Egypt downed in South Africa from playing too defensively in a crucial Nations Cup qualifier, with ‘clincher’ players coming in too late

Hatem Maher , Saturday 26 Mar 2011
Egypt and South Africa starting formations

Egypt paid the price for an ultra-cautious strategy that hardly benefited them in a stunning 1-0 defeat in South Africa. The team’s hopes of reaching next year’s African Cup of Nations finals received a serious blow.

South Africa striker, Katlego Mphela, took advantage of his side’s only real opportunity throughout the game to notch home three minutes into the additional time and send the home fans into rapture.

Egypt coach, Hassan Shehata, who looked pale and helpless on the touchline, fielded three central midfielders in: Hosni Abd-Rabou, Ahmed Fathi and Mohamed Shawky in a 3-5-1-1 formation against a seemingly toothless South Africa side.

They successfully cut short South Africa’s shy attempts in the first half but failed to feed lone striker, Al-Sayed Hamdi and deep-lying forward Mahmoud Abdel-Razek ‘Shikabala,’ who were left isolated.
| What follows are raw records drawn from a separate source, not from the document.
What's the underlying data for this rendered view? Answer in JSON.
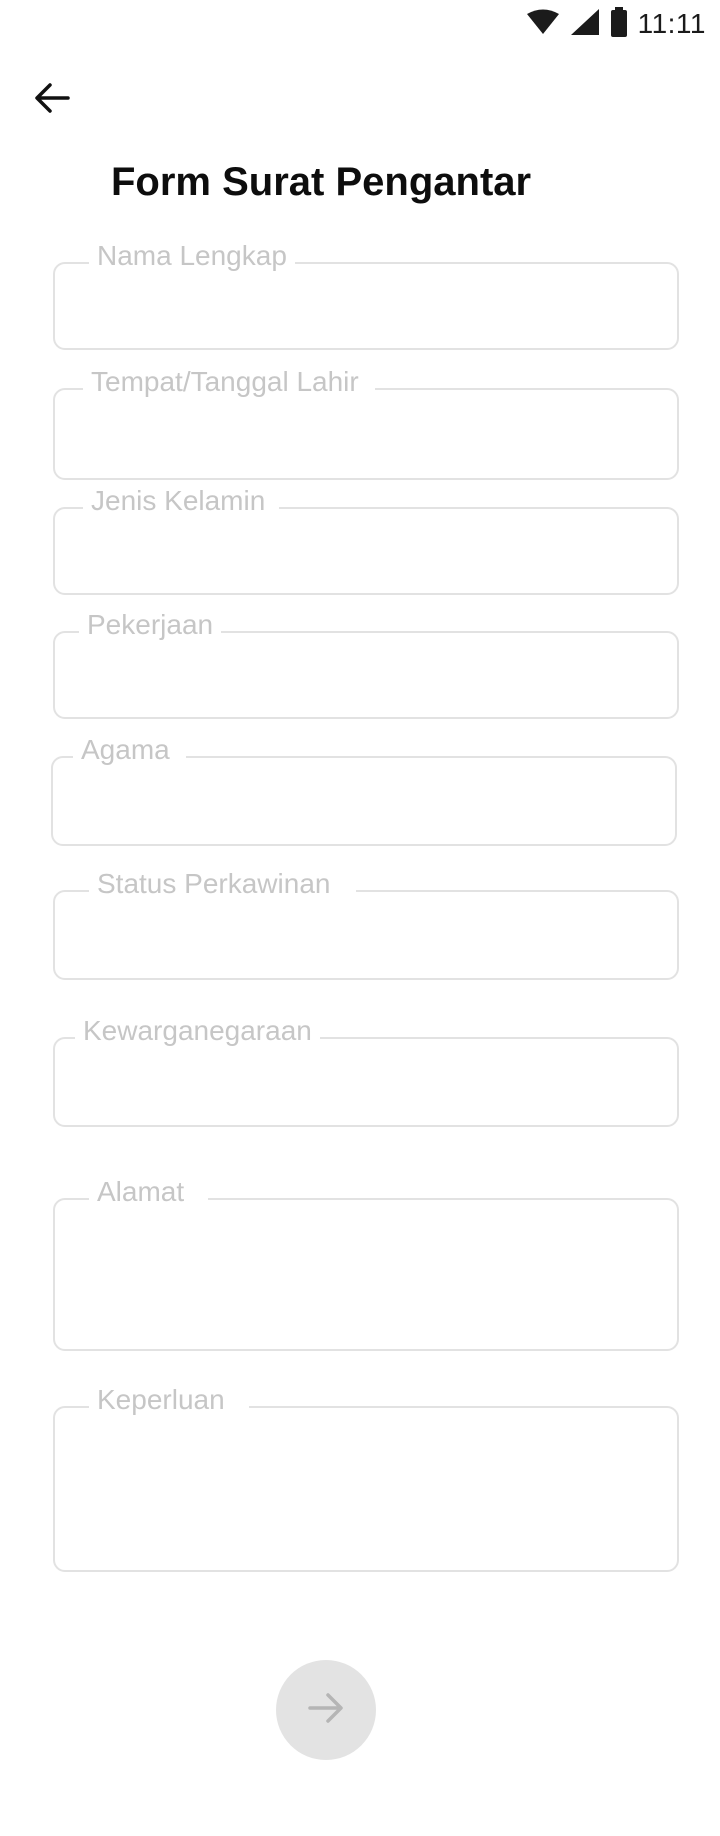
{
  "status_bar": {
    "time": "11:11",
    "icons": [
      "wifi-icon",
      "signal-icon",
      "battery-icon"
    ]
  },
  "header": {
    "back_icon": "arrow-left-icon",
    "title": "Form Surat Pengantar"
  },
  "form": {
    "fields": [
      {
        "label": "Nama Lengkap",
        "value": ""
      },
      {
        "label": "Tempat/Tanggal Lahir",
        "value": ""
      },
      {
        "label": "Jenis Kelamin",
        "value": ""
      },
      {
        "label": "Pekerjaan",
        "value": ""
      },
      {
        "label": "Agama",
        "value": ""
      },
      {
        "label": "Status Perkawinan",
        "value": ""
      },
      {
        "label": "Kewarganegaraan",
        "value": ""
      },
      {
        "label": "Alamat",
        "value": ""
      },
      {
        "label": "Keperluan",
        "value": ""
      }
    ]
  },
  "actions": {
    "next_icon": "arrow-right-icon"
  },
  "colors": {
    "border": "#e2e2e2",
    "label": "#c6c6c6",
    "title": "#0d0d0d",
    "next_button_bg": "#e3e3e3",
    "next_button_icon": "#b5b5b5"
  }
}
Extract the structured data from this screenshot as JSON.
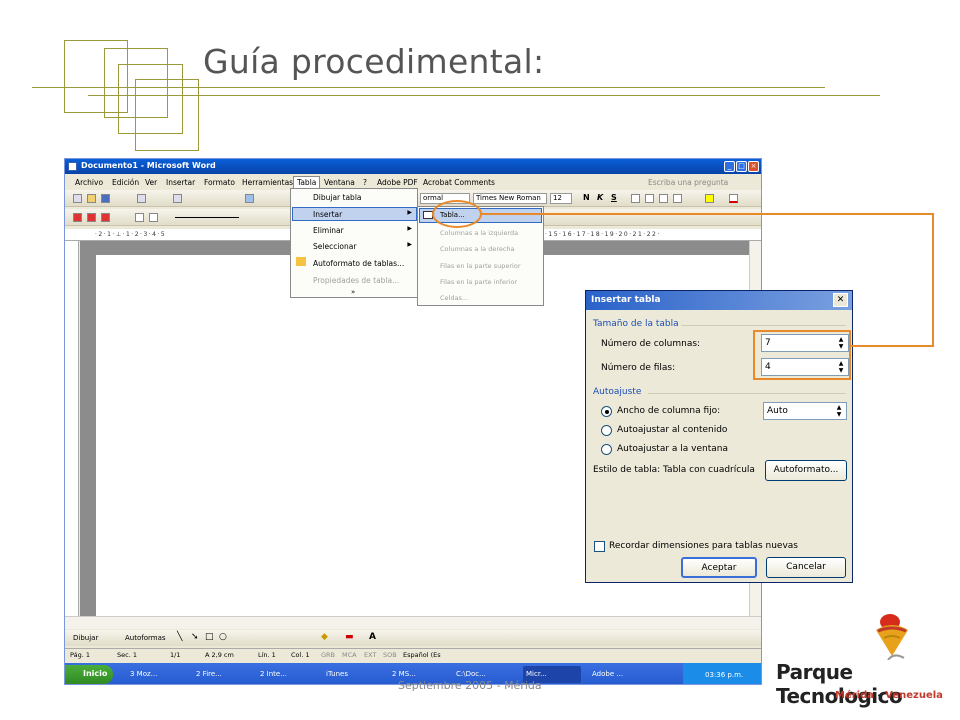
{
  "slide": {
    "title": "Guía procedimental:",
    "footer": "Septiembre 2005 - Mérida"
  },
  "word": {
    "window_title": "Documento1 - Microsoft Word",
    "menu": [
      "Archivo",
      "Edición",
      "Ver",
      "Insertar",
      "Formato",
      "Herramientas",
      "Tabla",
      "Ventana",
      "?",
      "Adobe PDF",
      "Acrobat Comments"
    ],
    "ask_question": "Escriba una pregunta",
    "style_value": "ormal",
    "font_value": "Times New Roman",
    "size_value": "12",
    "status": [
      "Pág. 1",
      "Sec. 1",
      "1/1",
      "A 2,9 cm",
      "Lín. 1",
      "Col. 1",
      "GRB",
      "MCA",
      "EXT",
      "SOB",
      "Español (Es"
    ],
    "draw_label": "Dibujar",
    "autoshapes_label": "Autoformas"
  },
  "tabla_menu": {
    "items": [
      "Dibujar tabla",
      "Insertar",
      "Eliminar",
      "Seleccionar",
      "Autoformato de tablas...",
      "Propiedades de tabla..."
    ],
    "more": "»"
  },
  "insertar_submenu": {
    "items": [
      "Tabla...",
      "Columnas a la izquierda",
      "Columnas a la derecha",
      "Filas en la parte superior",
      "Filas en la parte inferior",
      "Celdas..."
    ]
  },
  "dialog": {
    "title": "Insertar tabla",
    "size_group": "Tamaño de la tabla",
    "columns_label": "Número de columnas:",
    "columns_value": "7",
    "rows_label": "Número de filas:",
    "rows_value": "4",
    "autofit_group": "Autoajuste",
    "fixed_width_label": "Ancho de columna fijo:",
    "fixed_width_value": "Auto",
    "fit_contents_label": "Autoajustar al contenido",
    "fit_window_label": "Autoajustar a la ventana",
    "table_style_label": "Estilo de tabla: Tabla con cuadrícula",
    "autoformat_button": "Autoformato...",
    "remember_label": "Recordar dimensiones para tablas nuevas",
    "ok_button": "Aceptar",
    "cancel_button": "Cancelar"
  },
  "taskbar": {
    "start": "Inicio",
    "tasks": [
      "3 Moz...",
      "2 Fire...",
      "2 Inte...",
      "iTunes",
      "2 MS...",
      "C:\\Doc...",
      "Micr...",
      "Adobe ..."
    ],
    "clock": "03:36 p.m."
  },
  "logo": {
    "name": "Parque Tecnologico",
    "city": "Mérida",
    "sep": " - ",
    "country": "Venezuela"
  }
}
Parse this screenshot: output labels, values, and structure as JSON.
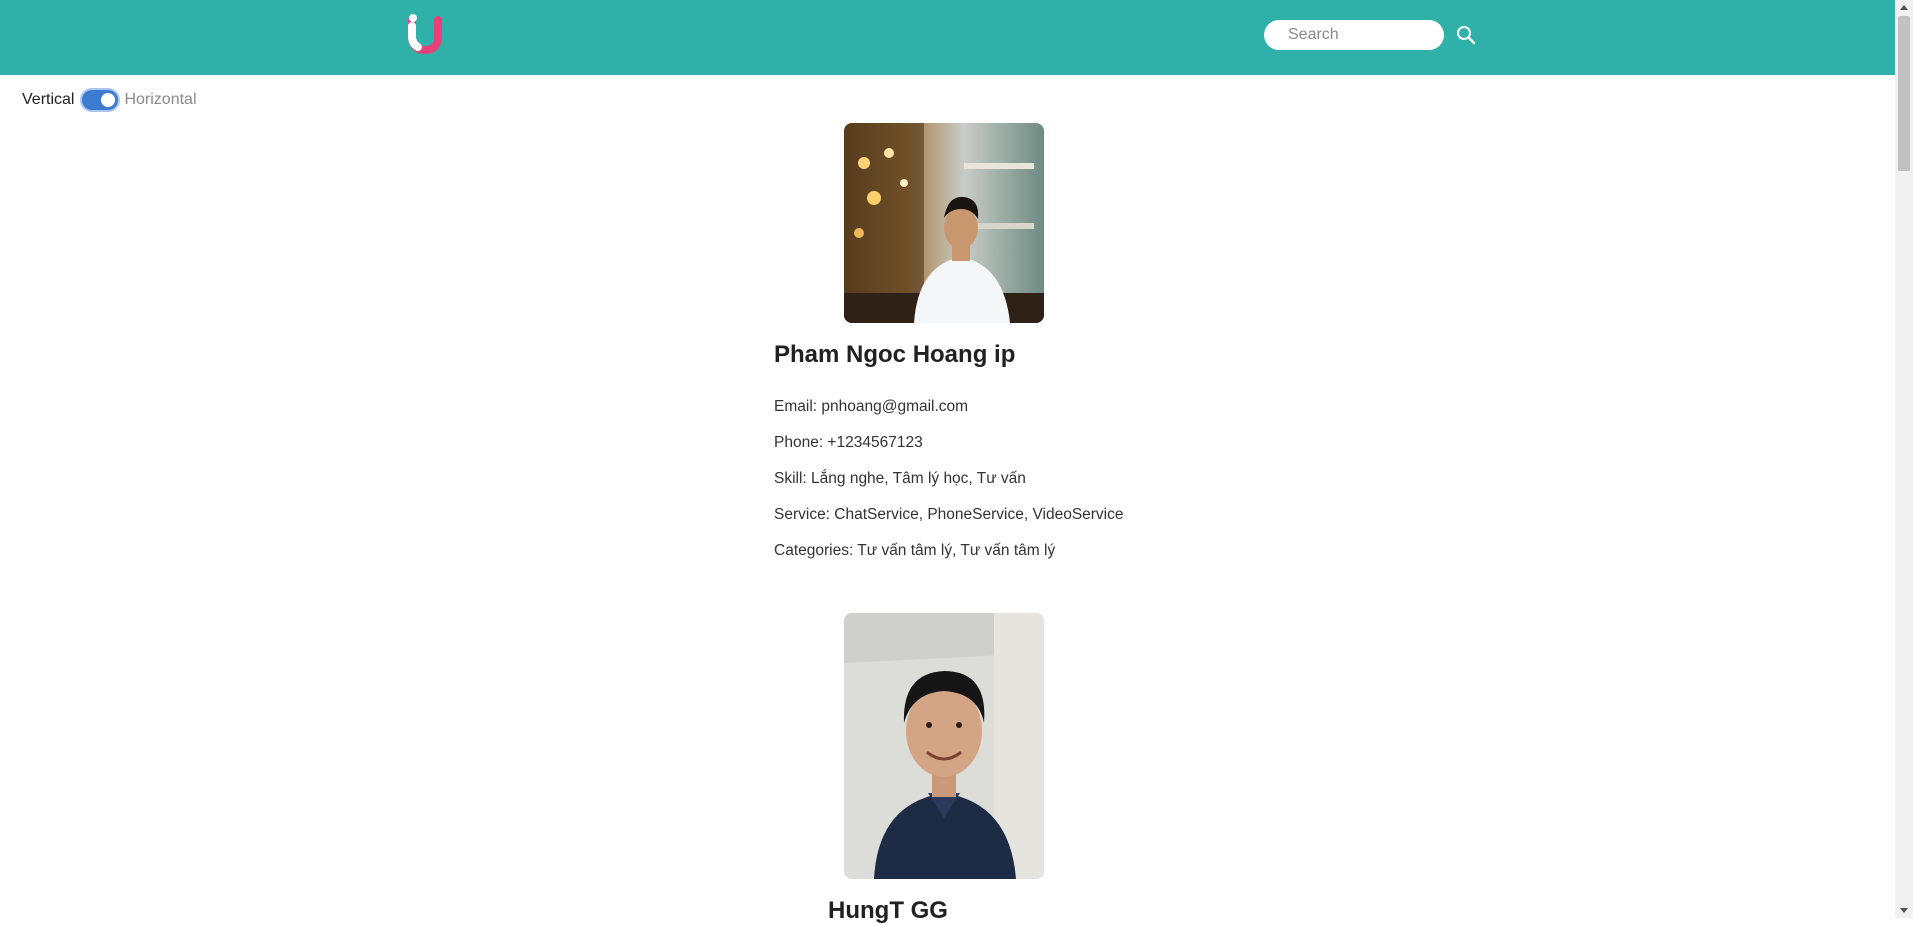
{
  "header": {
    "logo_alt": "U",
    "search": {
      "placeholder": "Search",
      "value": ""
    },
    "colors": {
      "bar": "#2fb1aa",
      "logo_pink": "#e8417c",
      "logo_white": "#ffffff"
    }
  },
  "layout_toggle": {
    "left_label": "Vertical",
    "right_label": "Horizontal",
    "state": "on"
  },
  "profiles": [
    {
      "photo_icon": "person-photo-bar-background",
      "name": "Pham Ngoc Hoang ip",
      "email_line": "Email: pnhoang@gmail.com",
      "phone_line": "Phone: +1234567123",
      "skill_line": "Skill: Lắng nghe, Tâm lý học, Tư vấn",
      "service_line": "Service: ChatService, PhoneService, VideoService",
      "categories_line": "Categories: Tư vấn tâm lý, Tư vấn tâm lý"
    },
    {
      "photo_icon": "person-photo-wall-background",
      "name": "HungT GG"
    }
  ]
}
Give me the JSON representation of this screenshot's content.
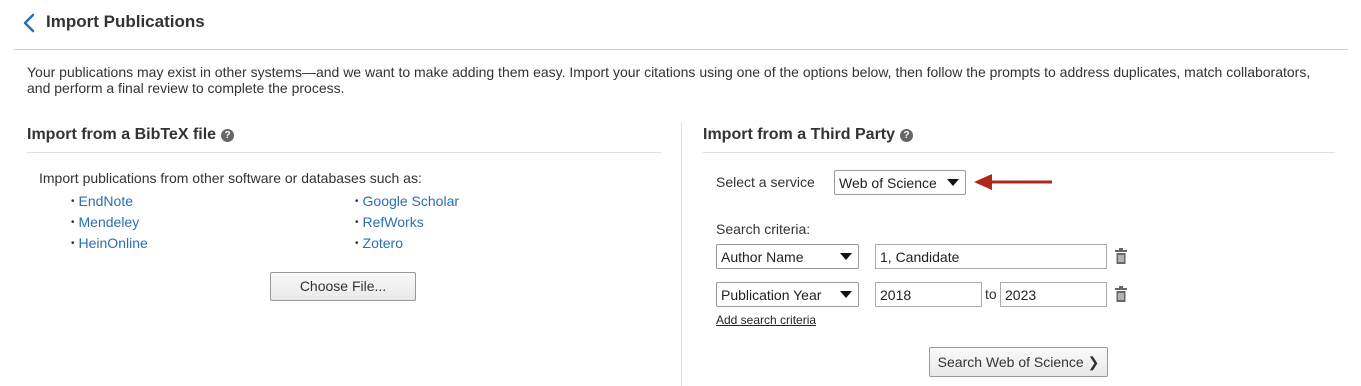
{
  "header": {
    "title": "Import Publications"
  },
  "intro_text": "Your publications may exist in other systems—and we want to make adding them easy. Import your citations using one of the options below, then follow the prompts to address duplicates, match collaborators, and perform a final review to complete the process.",
  "bibtex": {
    "title": "Import from a BibTeX file",
    "lead": "Import publications from other software or databases such as:",
    "sources_left": [
      "EndNote",
      "Mendeley",
      "HeinOnline"
    ],
    "sources_right": [
      "Google Scholar",
      "RefWorks",
      "Zotero"
    ],
    "choose_file_label": "Choose File..."
  },
  "third_party": {
    "title": "Import from a Third Party",
    "service_label": "Select a service",
    "service_value": "Web of Science",
    "criteria_label": "Search criteria:",
    "criteria": [
      {
        "field": "Author Name",
        "value": "1, Candidate"
      },
      {
        "field": "Publication Year",
        "from": "2018",
        "to_label": "to",
        "to": "2023"
      }
    ],
    "add_criteria_label": "Add search criteria",
    "search_button_label": "Search Web of Science ❯"
  },
  "colors": {
    "link": "#2a6fb0",
    "arrow": "#b0281c",
    "rule": "#d5d5d5"
  },
  "icons": {
    "back": "chevron-left-icon",
    "help": "question-circle-icon",
    "delete": "trash-icon",
    "pointer": "arrow-left-annotation"
  }
}
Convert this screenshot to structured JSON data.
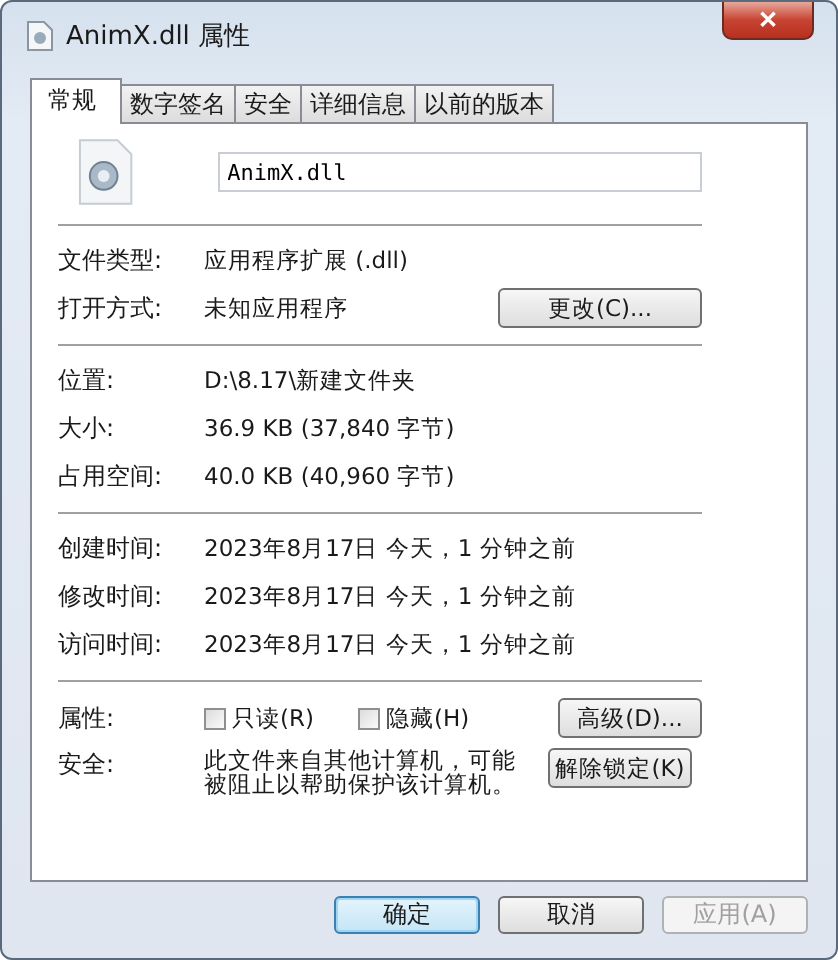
{
  "window": {
    "title": "AnimX.dll 属性",
    "close": "✕"
  },
  "tabs": [
    {
      "label": "常规",
      "selected": true
    },
    {
      "label": "数字签名",
      "selected": false
    },
    {
      "label": "安全",
      "selected": false
    },
    {
      "label": "详细信息",
      "selected": false
    },
    {
      "label": "以前的版本",
      "selected": false
    }
  ],
  "file_name": "AnimX.dll",
  "groups": [
    [
      {
        "label": "文件类型:",
        "value": "应用程序扩展 (.dll)"
      },
      {
        "label": "打开方式:",
        "value": "未知应用程序",
        "button": "更改(C)..."
      }
    ],
    [
      {
        "label": "位置:",
        "value": "D:\\8.17\\新建文件夹"
      },
      {
        "label": "大小:",
        "value": "36.9 KB (37,840 字节)"
      },
      {
        "label": "占用空间:",
        "value": "40.0 KB (40,960 字节)"
      }
    ],
    [
      {
        "label": "创建时间:",
        "value": "2023年8月17日  今天，1 分钟之前"
      },
      {
        "label": "修改时间:",
        "value": "2023年8月17日  今天，1 分钟之前"
      },
      {
        "label": "访问时间:",
        "value": "2023年8月17日  今天，1 分钟之前"
      }
    ]
  ],
  "attributes": {
    "label": "属性:",
    "checkboxes": [
      {
        "label": "只读(R)",
        "checked": false
      },
      {
        "label": "隐藏(H)",
        "checked": false
      }
    ],
    "button": "高级(D)..."
  },
  "security": {
    "label": "安全:",
    "text": "此文件来自其他计算机，可能被阻止以帮助保护该计算机。",
    "button": "解除锁定(K)"
  },
  "buttons": [
    {
      "label": "确定",
      "kind": "default",
      "disabled": false
    },
    {
      "label": "取消",
      "kind": "normal",
      "disabled": false
    },
    {
      "label": "应用(A)",
      "kind": "normal",
      "disabled": true
    }
  ]
}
Egypt’s left-back, Sayed Moawad was energetic in the first half but had to make individual efforts down the flank due to lack of sufficient support, thanks to the absence of influential forwards Mohamed Zidan and Mohamed Abou-Treika, who both started on the bench.

The Pharaohs’ sole goal-scoring chance before the break came from a set-piece, with central defender, Mahmoud Fathallah heading a corner just over the bar from nine yards out.

South Africa played with two strikers in: Bernard Parker and Mphela in a 4-4-2 formation but they were closely marked by Egypt’s steadfast defenders, whose rare lapse of concentration gifted the Bafana Bafana an invaluable goal.

Bafana Bafana appeared toothless and failed to justify Shehata’s over-reliance on closing down spaces in the back, rather than throwing men forward to secure a crucial win.

In the second half, Egypt stuck to their strategy of the early stages. They did manage to lay siege in South Africa’s territory, albeit to no avail, as Shikabala and Hamdi remained peripheral figures.

It was not until the hour mark when Shehata started to have a more proactive approach, introducing forward Mohamed Nagy ‘Gedo’ to boost his attacking options, switching to a 3-4-3 formation.

Gedo injected zeal as Egypt piled on pressure, but appeared in desperate need of backing by Zidan, whose pace and dribbling skills could have caused South Africa’s defenders a constant menace.

Abou-Treika came on in the 77th minute and Zidan was introduced with four minutes remaining but it was too little, too late.